With the release of Windows Vista came new security features called User Account Control (UAC). Uptake on Vista was slow, but by mid 2008 it became significant. As Vista spread, problems with UAC became an issue for ASCOM drivers and applications. Most people resorted to simply turning UAC off on their systems, as it was a problem for many programs, not just ASCOM drivers. Then WIndosws 7 was released in the Summer of 2009. It had a "smoothed out" UAC and other improvements which resulted in a much faster uptake then Vista. By late 2009 the UAC issue was being aggressively addressed by most software vendors.
Another issue that arose following the release of Platform 5 was the disappearance of "real" serial ports, and the use of USB to Serial converters. The serial support library that was included in Platform 5 and before was not well suited to these devices. It was not understood why the Microsoft-supplied library combined with some USB-Serial devices resulted in unstable combination. It became clear that some sort of rewrite/update of the serial support fopr ASCOM drivers was necessary.
Meanwhile, several more developers joined the core ASCOM Platform team. One developer in particular, Peter Simpson, produced a driver conformance checker called Conform, which revolutionized driver quality control. Peter also saw the problems with UAC, USB-Serial devices, and other issues that had arisen after Platform 5 release. Peter then undertook development of an update to the Platform, which ultimately became the Platform 5.5 update. It included several new tools including the Profile Explorer, a tool for managing ASCOM driver registrations for the Chooser and driver data storage editing.
The Platform 5.5 Update was released late in 2009. There are over 2,000 members on the ASCOM Talk list.

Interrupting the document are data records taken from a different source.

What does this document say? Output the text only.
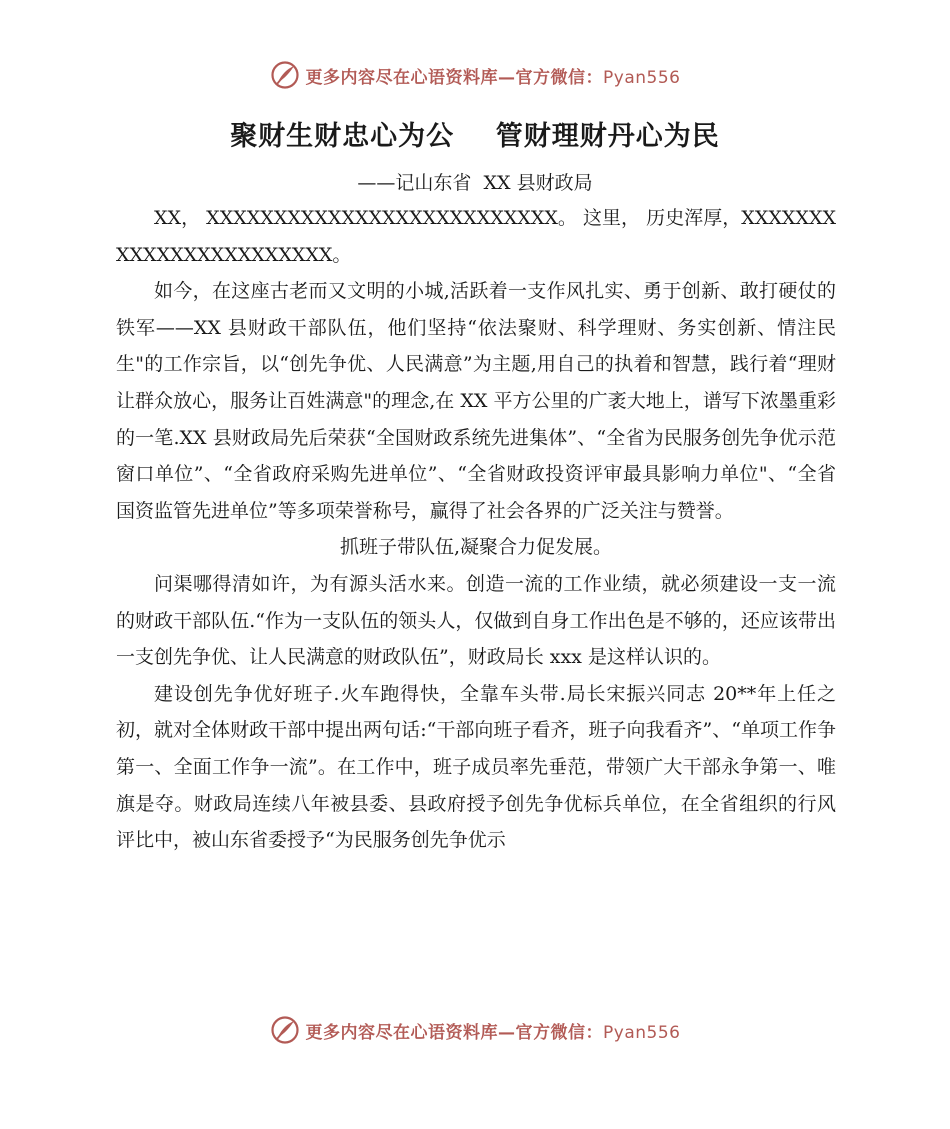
更多内容尽在心语资料库—官方微信：Pyan556
聚财生财忠心为公    管财理财丹心为民
——记山东省  XX 县财政局

XX， XXXXXXXXXXXXXXXXXXXXXXXXXX。 这里， 历史浑厚，XXXXXXXXXXXXXXXXXXXXXXX。

如今，在这座古老而又文明的小城,活跃着一支作风扎实、勇于创新、敢打硬仗的铁军——XX 县财政干部队伍，他们坚持“依法聚财、科学理财、务实创新、情注民生"的工作宗旨，以“创先争优、人民满意”为主题,用自己的执着和智慧，践行着“理财让群众放心，服务让百姓满意"的理念,在 XX 平方公里的广袤大地上，谱写下浓墨重彩的一笔.XX 县财政局先后荣获“全国财政系统先进集体”、“全省为民服务创先争优示范窗口单位”、“全省政府采购先进单位”、“全省财政投资评审最具影响力单位"、“全省国资监管先进单位”等多项荣誉称号，赢得了社会各界的广泛关注与赞誉。

抓班子带队伍,凝聚合力促发展。

问渠哪得清如许，为有源头活水来。创造一流的工作业绩，就必须建设一支一流的财政干部队伍.“作为一支队伍的领头人，仅做到自身工作出色是不够的，还应该带出一支创先争优、让人民满意的财政队伍”，财政局长 xxx 是这样认识的。

建设创先争优好班子.火车跑得快，全靠车头带.局长宋振兴同志 20**年上任之初，就对全体财政干部中提出两句话:“干部向班子看齐，班子向我看齐”、“单项工作争第一、全面工作争一流”。在工作中，班子成员率先垂范，带领广大干部永争第一、唯旗是夺。财政局连续八年被县委、县政府授予创先争优标兵单位，在全省组织的行风评比中，被山东省委授予“为民服务创先争优示

更多内容尽在心语资料库—官方微信：Pyan556
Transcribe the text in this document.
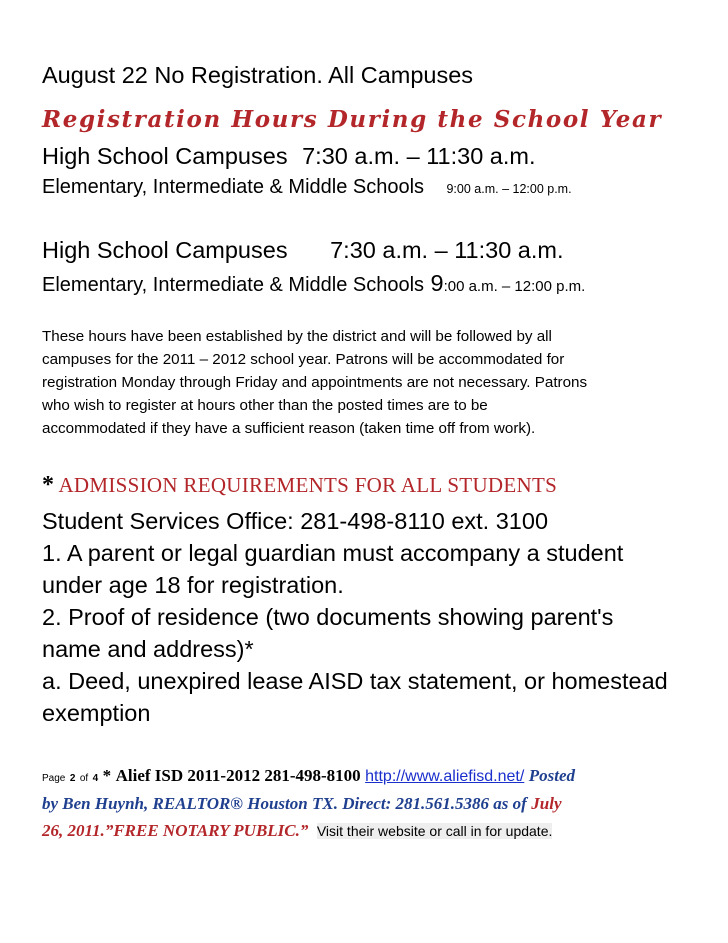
August 22 No Registration. All Campuses
Registration Hours During the School Year
High School Campuses 7:30 a.m. – 11:30 a.m.
Elementary, Intermediate & Middle Schools 9:00 a.m. – 12:00 p.m.
High School Campuses 7:30 a.m. – 11:30 a.m.
Elementary, Intermediate & Middle Schools 9:00 a.m. – 12:00 p.m.
These hours have been established by the district and will be followed by all
campuses for the 2011 – 2012 school year. Patrons will be accommodated for
registration Monday through Friday and appointments are not necessary. Patrons
who wish to register at hours other than the posted times are to be
accommodated if they have a sufficient reason (taken time off from work).
* ADMISSION REQUIREMENTS FOR ALL STUDENTS
Student Services Office: 281-498-8110 ext. 3100
1. A parent or legal guardian must accompany a student
under age 18 for registration.
2. Proof of residence (two documents showing parent's
name and address)*
a. Deed, unexpired lease AISD tax statement, or homestead
exemption
Page 2 of 4 * Alief ISD 2011-2012 281-498-8100 http://www.aliefisd.net/ Posted
by Ben Huynh, REALTOR® Houston TX. Direct: 281.561.5386 as of July
26, 2011.”FREE NOTARY PUBLIC.” Visit their website or call in for update.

With the expansion of the core ASCOM development team, and some objections having been raised over the old SPACE.com copyrights on many of the components, it was decided to move the entire platform to Open Source, change licensing to Creative Commons, and put the sources online in a Subversion repository. This effort was led by Tim Long, who supplied the servers, secured necessary software, and put it all online. The initial repository was populated in late 2009, and has since served the development team well. All previous copyrights on Platform components and sources, as well as original drivers, were vacated and everything was placed under the Creative Commons Attribution-No Derivative Works 3.0 License. See Who Owns ASCOM?
Another discipline brought to the core development team (and ultimately to the entire ASCOM community) is formal issue tracking. Also in late 2009, Tim Long procured a license and set up an Atlassian Jira Issue Tracking System, which his company provides to the community. This system is now the standard way that Platform bugs, wishlist items, etc., are tracked and managed. The ASCOM Jira tracking system is available to ASCOM driver developers for managing their projects as long as they make them open source and don't charge separately for their driver(s).

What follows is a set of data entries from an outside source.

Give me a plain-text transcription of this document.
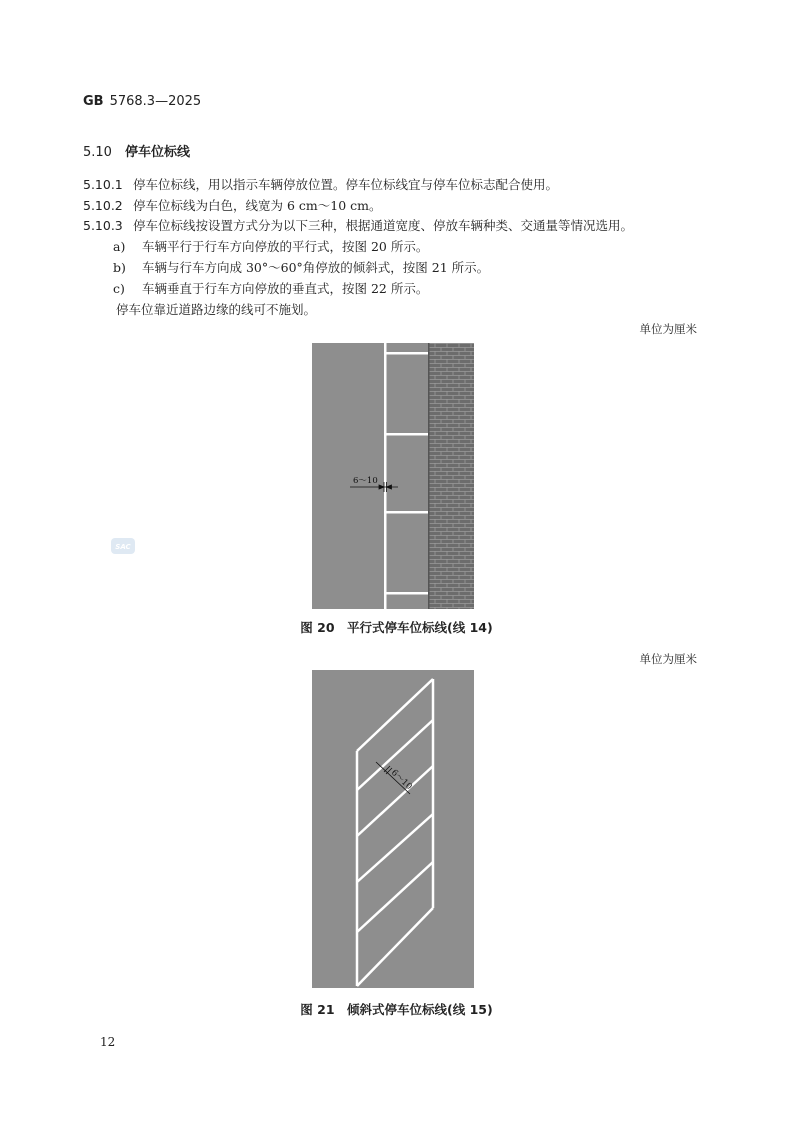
GB 5768.3—2025
5.10 停车位标线
5.10.1 停车位标线，用以指示车辆停放位置。停车位标线宜与停车位标志配合使用。
5.10.2 停车位标线为白色，线宽为 6 cm～10 cm。
5.10.3 停车位标线按设置方式分为以下三种，根据通道宽度、停放车辆种类、交通量等情况选用。
a) 车辆平行于行车方向停放的平行式，按图 20 所示。
b) 车辆与行车方向成 30°～60°角停放的倾斜式，按图 21 所示。
c) 车辆垂直于行车方向停放的垂直式，按图 22 所示。
停车位靠近道路边缘的线可不施划。
单位为厘米
6～10
图 20　平行式停车位标线(线 14)
单位为厘米
6～10
图 21　倾斜式停车位标线(线 15)
SAC
12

In an effort to provide an alternative to the ASCOM Talk forum which would better suit people looking for answers to their questions, in early 2010 Tim Long set up a StackExchange "enhanced FAQ" web service which he called ASCOM Answers. This was promoted within the discussions on ASCOM Talk and gained a fairly decent following. When StackExchange announced that it was going to shut down "insignificant" sites (whatever that meant), Long decided to expand the scope of ASCOM Answers, turning it into a general astronomy FAQ site AstroAnswers.
By mid 2010 several issues made it clear that a major revision of the Platform would be a good idea:
These issues led to a 10 month development effort by the now-expanded development team, and using the recently added development and tracking services. The result is the ASCOM Platform 6, which was released in late June 2011. For details on the changes and features in ASCOM Platform 6, see the detailed description of ASCOM Platform 6.